Monday, 22 July 2013

French Beans

This year I am growing two types of French bean from The Real Seed Catalogue.  They are a great company and supply good quality seeds.  Here is what they say;

'You'll find no F1 hybrids or genetically modified seed here - just varieties that do really well and taste great when grown by hand on a garden scale. The name of the catalogue reflects what we are working to provide: real seeds for real gardeners wanting to grow proper vegetables.'

I am growing 'Cherokee Trail of Tears' Pole bean which is a climber and 'Minidor'Yellow Bush bean which doesn't need any type of support.  I have grown both of these types before and have had good results.

If you want to save the seeds from these beans then The Real Seed Catalogue advise that you keep the different varieties 6 to 12 feet away from each other to avoid cross-pollination.  They have some great advice and give encouragement on saving seeds from your own plants.
 
I love to eat French beans but have found British ones increasingly rare in the shops only being able to buy those from Kenya or Egypt which tend to be tough and tasteless and flown miles before they reach my plate.

Next year I must remember to sow more French beans as I only have two 'Minidor' plants and six of 'Cherokee'.  I don't suppose I will have any need of making room in the freezer for any surplus!!!

Monday, 15 July 2013

Growing Tomatoes Upside Down

I left it too late to sow tomato seeds this year so jumped at the chance to buy a small tomato plant from the supermarket at the beginning of June.  I presumed it was a cordon variety but didn't want the hassle of staking it or indeed pinching it out.
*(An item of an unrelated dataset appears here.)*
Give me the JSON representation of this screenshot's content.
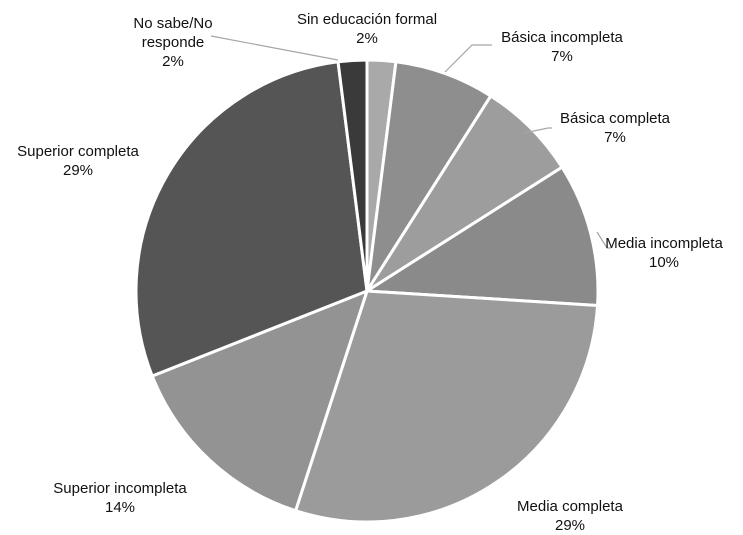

I decided to try growing it upside down as a trailing tomato.  I knew that the stems would naturally grow up towards the light but the weight of the tomatoes would bring them back down.

I reused an old hanging basket that had a hole in the bottom, lined it with a plastic bag that I had punctured with holes, pushed the tomato plant up through the large hole and filled up with multi-purpose compost.  Six weeks later I have a plant that is thriving and covered in clusters of mini tomatoes.  I will definitely use this method of growing again.

Thursday, 11 July 2013

Slug Stats

On 16 random days/evenings between 5th June and 5th July I collected over 500 slugs from my garden.


Some Observations

  • most collected slugs in one session: 69.
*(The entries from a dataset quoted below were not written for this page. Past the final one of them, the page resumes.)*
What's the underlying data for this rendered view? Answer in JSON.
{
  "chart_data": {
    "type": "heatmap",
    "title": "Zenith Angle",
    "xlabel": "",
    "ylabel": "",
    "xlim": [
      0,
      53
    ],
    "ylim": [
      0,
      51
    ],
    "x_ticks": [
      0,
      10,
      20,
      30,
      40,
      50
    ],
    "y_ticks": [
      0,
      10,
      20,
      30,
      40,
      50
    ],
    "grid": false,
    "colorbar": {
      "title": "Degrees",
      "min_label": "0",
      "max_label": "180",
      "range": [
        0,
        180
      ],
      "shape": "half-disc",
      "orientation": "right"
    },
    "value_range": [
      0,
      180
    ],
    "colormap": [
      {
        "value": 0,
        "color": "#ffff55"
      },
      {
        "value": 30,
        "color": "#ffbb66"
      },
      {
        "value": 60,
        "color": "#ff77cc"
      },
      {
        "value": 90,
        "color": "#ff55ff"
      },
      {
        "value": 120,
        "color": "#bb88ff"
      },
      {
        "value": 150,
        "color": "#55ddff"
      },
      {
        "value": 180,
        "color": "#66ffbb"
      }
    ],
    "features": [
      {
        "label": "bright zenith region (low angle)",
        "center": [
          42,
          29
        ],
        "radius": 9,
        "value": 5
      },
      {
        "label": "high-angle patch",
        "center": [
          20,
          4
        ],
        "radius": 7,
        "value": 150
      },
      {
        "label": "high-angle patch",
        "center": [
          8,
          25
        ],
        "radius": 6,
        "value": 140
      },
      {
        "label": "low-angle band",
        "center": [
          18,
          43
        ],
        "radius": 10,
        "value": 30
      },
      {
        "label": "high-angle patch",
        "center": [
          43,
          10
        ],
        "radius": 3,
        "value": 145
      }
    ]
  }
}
  • least collected slugs in one session: 2.

  • skinny white/creamy white or beige slugs showed up best on grassy areas at dusk as they glowed  in the dark.

  • skinny black slugs, fat brown/orange and medium sized dark brown slugs were easier to spot in the morning on lawn, bare soil and plants.
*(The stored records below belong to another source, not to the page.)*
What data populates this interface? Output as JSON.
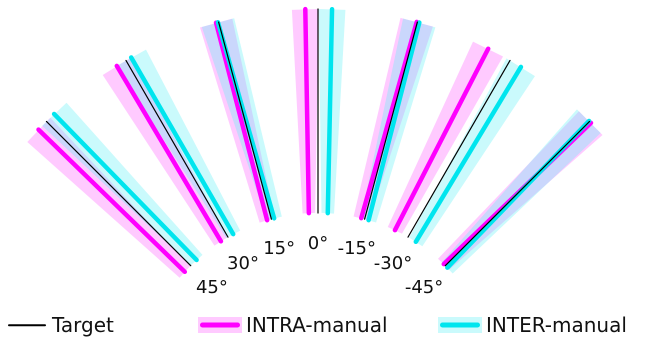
{
  "diagram": {
    "groups": [
      {
        "target_deg": 45,
        "label": "45°",
        "intra_deg": 45.8,
        "inter_deg": 44.3,
        "intra_spread": 5,
        "inter_spread": 5
      },
      {
        "target_deg": 30,
        "label": "30°",
        "intra_deg": 30.7,
        "inter_deg": 30.0,
        "intra_spread": 5,
        "inter_spread": 5
      },
      {
        "target_deg": 15,
        "label": "15°",
        "intra_deg": 14.5,
        "inter_deg": 16.0,
        "intra_spread": 5,
        "inter_spread": 5
      },
      {
        "target_deg": 0,
        "label": "0°",
        "intra_deg": 1.0,
        "inter_deg": -1.2,
        "intra_spread": 4,
        "inter_spread": 4
      },
      {
        "target_deg": -15,
        "label": "-15°",
        "intra_deg": -15.8,
        "inter_deg": -14.4,
        "intra_spread": 5,
        "inter_spread": 5
      },
      {
        "target_deg": -30,
        "label": "-30°",
        "intra_deg": -27.2,
        "inter_deg": -31.0,
        "intra_spread": 5,
        "inter_spread": 5
      },
      {
        "target_deg": -45,
        "label": "-45°",
        "intra_deg": -46.2,
        "inter_deg": -44.0,
        "intra_spread": 5,
        "inter_spread": 5
      }
    ]
  },
  "legend": {
    "target": "Target",
    "intra": "INTRA-manual",
    "inter": "INTER-manual"
  },
  "colors": {
    "target": "#000000",
    "intra": "#ff00ff",
    "intra_band": "#ff66ff",
    "inter": "#00e5ee",
    "inter_band": "#66f2f5"
  }
}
  • putting upside down plastic plant pots in between the plants and borders gave the slugs somewhere to hide overnight and a nice/nasty surprise for me to collect in the morning.  

  • I am an 'expert' slug hunter.

Sunday, 7 July 2013

Sowing the Seed

Welcome to my new gardening blog named in honour of my Nan who introduced me to the delights of growing things.  I am an enthusiastic amateur gardener.  I make mistakes but also have successes in the garden too.   The purpose of this blog is to exchange gardening information and learn from one another regarding our gardening exploits.

I believe that the flower above is of a Californian Poppy (Eschscholzia, Papaveraceae) which must have self seeded in my garden from the previous year.

Back in April, I sowed some Sarah Raven seeds directly into raked earth called Cottage Garden Mix.  The mix was supposed to contain zinnias, cosmos and malopes but they have yet to come to light.  The previous year I sowed Sarah Raven's Pictorial Meadows Classic Annual Mix and I believe that the poppy must have self seeded from back then.  The trouble with pre-mixed seeds is you can't be absolutely sure of what you are going to get as I know from my experience over the last two years.

Next year I am going to make up my own mixture so I don't have any 'nasty' surprises such as the Phacelia Tanacetifolia that cropped up unexpectedly in last years mix!  I think I may experiment with wildflower mixes in pots too to see which combinations are the most pleasing.

Preparing ahead:
Winter job: Make a note of this in diary for Dec, Jan, Feb. Scour seed catalogues and look for individual packets of seeds to make up mixes with e.g. Cosmos, Black-Eyed Susan, Larkspur, Cornflower etc.